The training set, built by the university, has been used to teach machine-learning models to automatically identify and list the people and objects depicted in still images. For example, if you show one of these systems a photo of a park, it might tell you about the children, adults, pets, picnic spreads, grass, and trees present in the snap.
However MIT's approach when assembling its training set labelled women as whores or bitches, and Black and Asian people with derogatory language. The database also contained close-up pictures of female genitalia labelled with the word C*nt. Applications, websites, and other products relying on neural networks trained using MIT's dataset may end up using these terms when analysing photographs and camera footage.
The problematic training library in question is 80 Million Tiny Images, which was created in 2008 to help produce advanced object-detection techniques.
It is, essentially, a huge collection of photos with labels describing what's in the pics, all of which can be fed into neural networks to teach them to associate patterns in photos with the descriptive labels.

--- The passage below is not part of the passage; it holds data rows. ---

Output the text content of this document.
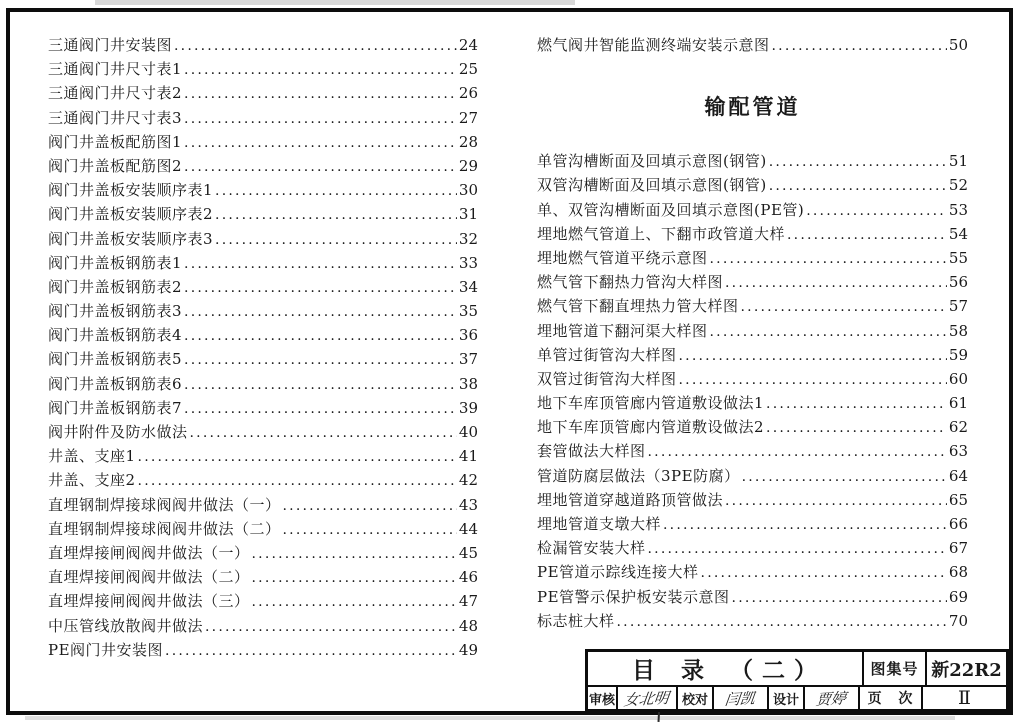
三通阀门井安装图 .....	24
三通阀门井尺寸表1 .....	25
三通阀门井尺寸表2 .....	26
三通阀门井尺寸表3 .....	27
阀门井盖板配筋图1 .....	28
阀门井盖板配筋图2 .....	29
阀门井盖板安装顺序表1 .....	30
阀门井盖板安装顺序表2 .....	31
阀门井盖板安装顺序表3 .....	32
阀门井盖板钢筋表1 .....	33
阀门井盖板钢筋表2 .....	34
阀门井盖板钢筋表3 .....	35
阀门井盖板钢筋表4 .....	36
阀门井盖板钢筋表5 .....	37
阀门井盖板钢筋表6 .....	38
阀门井盖板钢筋表7 .....	39
阀井附件及防水做法 .....	40
井盖、支座1 .....	41
井盖、支座2 .....	42
直埋钢制焊接球阀阀井做法（一） .....	43
直埋钢制焊接球阀阀井做法（二） .....	44
直埋焊接闸阀阀井做法（一） .....	45
直埋焊接闸阀阀井做法（二） .....	46
直埋焊接闸阀阀井做法（三） .....	47
中压管线放散阀井做法 .....	48
PE阀门井安装图 .....	49
燃气阀井智能监测终端安装示意图 .....	50
输配管道
单管沟槽断面及回填示意图(钢管) .....	51
双管沟槽断面及回填示意图(钢管) .....	52
单、双管沟槽断面及回填示意图(PE管) .....	53
埋地燃气管道上、下翻市政管道大样 .....	54
埋地燃气管道平绕示意图 .....	55
燃气管下翻热力管沟大样图 .....	56
燃气管下翻直埋热力管大样图 .....	57
埋地管道下翻河渠大样图 .....	58
单管过街管沟大样图 .....	59
双管过街管沟大样图 .....	60
地下车库顶管廊内管道敷设做法1 .....	61
地下车库顶管廊内管道敷设做法2 .....	62
套管做法大样图 .....	63
管道防腐层做法（3PE防腐） .....	64
埋地管道穿越道路顶管做法 .....	65
埋地管道支墩大样 .....	66
检漏管安装大样 .....	67
PE管道示踪线连接大样 .....	68
PE管警示保护板安装示意图 .....	69
标志桩大样 .....	70
目 录 （二）	图集号 新22R2
审核 女北明 校对	闫凯	设计	贾婷	页 次	Ⅱ
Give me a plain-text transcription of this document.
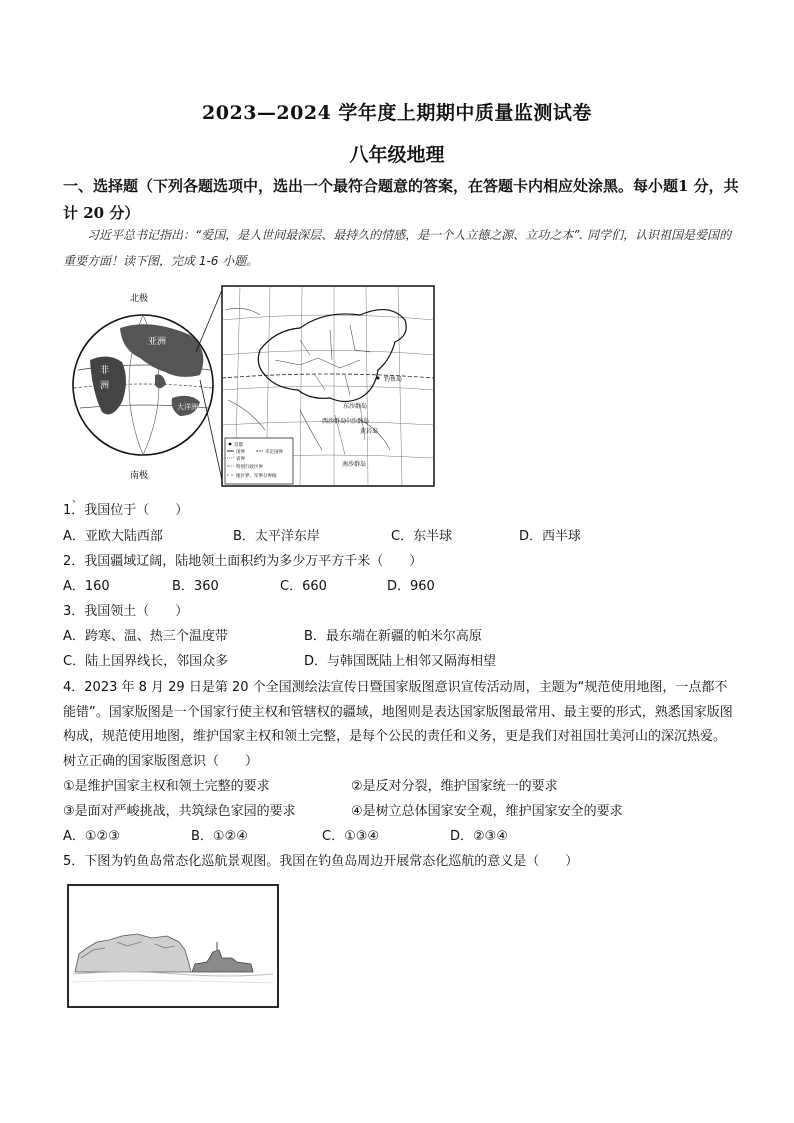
2023—2024 学年度上期期中质量监测试卷
八年级地理
一、选择题（下列各题选项中，选出一个最符合题意的答案，在答题卡内相应处涂黑。每小题1 分，共计 20 分）
习近平总书记指出：“爱国，是人世间最深层、最持久的情感，是一个人立德之源、立功之本”. 同学们，认识祖国是爱国的重要方面！读下图，完成 1-6 小题。
北极
南极
亚洲
非
洲
大洋洲
钓鱼岛
东沙群岛
西沙群岛
中沙群岛
黄岩岛
南沙群岛
首都
国界	未定国界
省界
特别行政区界
地区界、军事分界线
、
1．我国位于（　　）
A．亚欧大陆西部	B．太平洋东岸	C．东半球	D．西半球
2．我国疆域辽阔，陆地领土面积约为多少万平方千米（　　）
A．160	B．360	C．660	D．960
3．我国领土（　　）
A．跨寒、温、热三个温度带	B．最东端在新疆的帕米尔高原
C．陆上国界线长，邻国众多	D．与韩国既陆上相邻又隔海相望
4．2023 年 8 月 29 日是第 20 个全国测绘法宣传日暨国家版图意识宣传活动周，主题为“规范使用地图，一点都不能错”。国家版图是一个国家行使主权和管辖权的疆域，地图则是表达国家版图最常用、最主要的形式，熟悉国家版图构成，规范使用地图，维护国家主权和领土完整，是每个公民的责任和义务，更是我们对祖国壮美河山的深沉热爱。树立正确的国家版图意识（　　）
①是维护国家主权和领土完整的要求	②是反对分裂，维护国家统一的要求
③是面对严峻挑战，共筑绿色家园的要求	④是树立总体国家安全观，维护国家安全的要求
A．①②③	B．①②④	C．①③④	D．②③④
5．下图为钓鱼岛常态化巡航景观图。我国在钓鱼岛周边开展常态化巡航的意义是（　　）
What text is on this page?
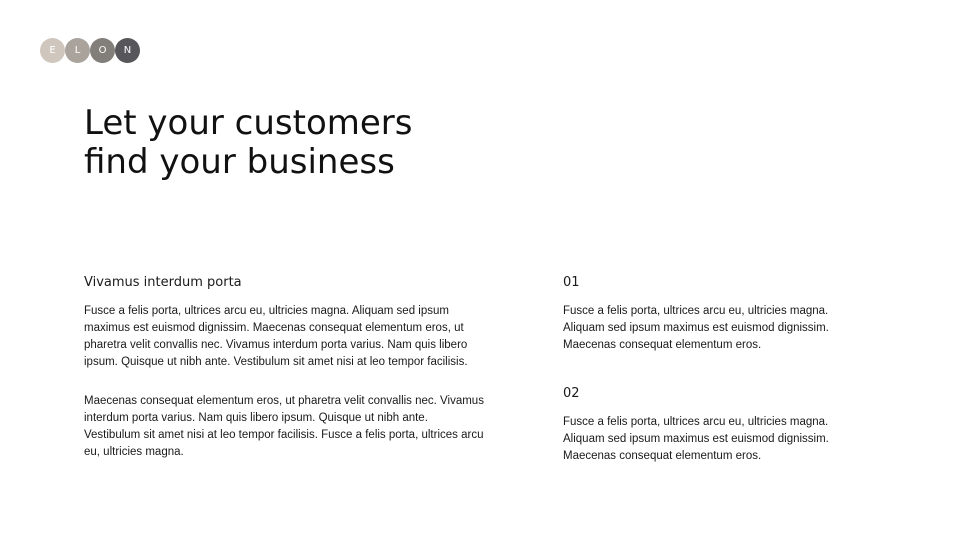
E	L	O	N
Let your customers
find your business
Vivamus interdum porta

Fusce a felis porta, ultrices arcu eu, ultricies magna. Aliquam sed ipsum maximus est euismod dignissim. Maecenas consequat elementum eros, ut pharetra velit convallis nec. Vivamus interdum porta varius. Nam quis libero ipsum. Quisque ut nibh ante. Vestibulum sit amet nisi at leo tempor facilisis.

Maecenas consequat elementum eros, ut pharetra velit convallis nec. Vivamus interdum porta varius. Nam quis libero ipsum. Quisque ut nibh ante. Vestibulum sit amet nisi at leo tempor facilisis. Fusce a felis porta, ultrices arcu eu, ultricies magna.

01

Fusce a felis porta, ultrices arcu eu, ultricies magna. Aliquam sed ipsum maximus est euismod dignissim. Maecenas consequat elementum eros.

02

Fusce a felis porta, ultrices arcu eu, ultricies magna. Aliquam sed ipsum maximus est euismod dignissim. Maecenas consequat elementum eros.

So when a trained neural network is shown a bike, it can accurately predict a bike is present in the snap. It's called Tiny Images because the pictures in library are small enough for computer-vision algorithms in the late-2000s and early-2010s to digest.
The Tiny Images dataset is used to benchmark computer-vision algorithms along with the better-known ImageNet training collection. Unlike ImageNet, though, no one thought to scrutinised Tiny Images for problematic content. This effectively turned the AI system into a brain dead, misogynist racist moron.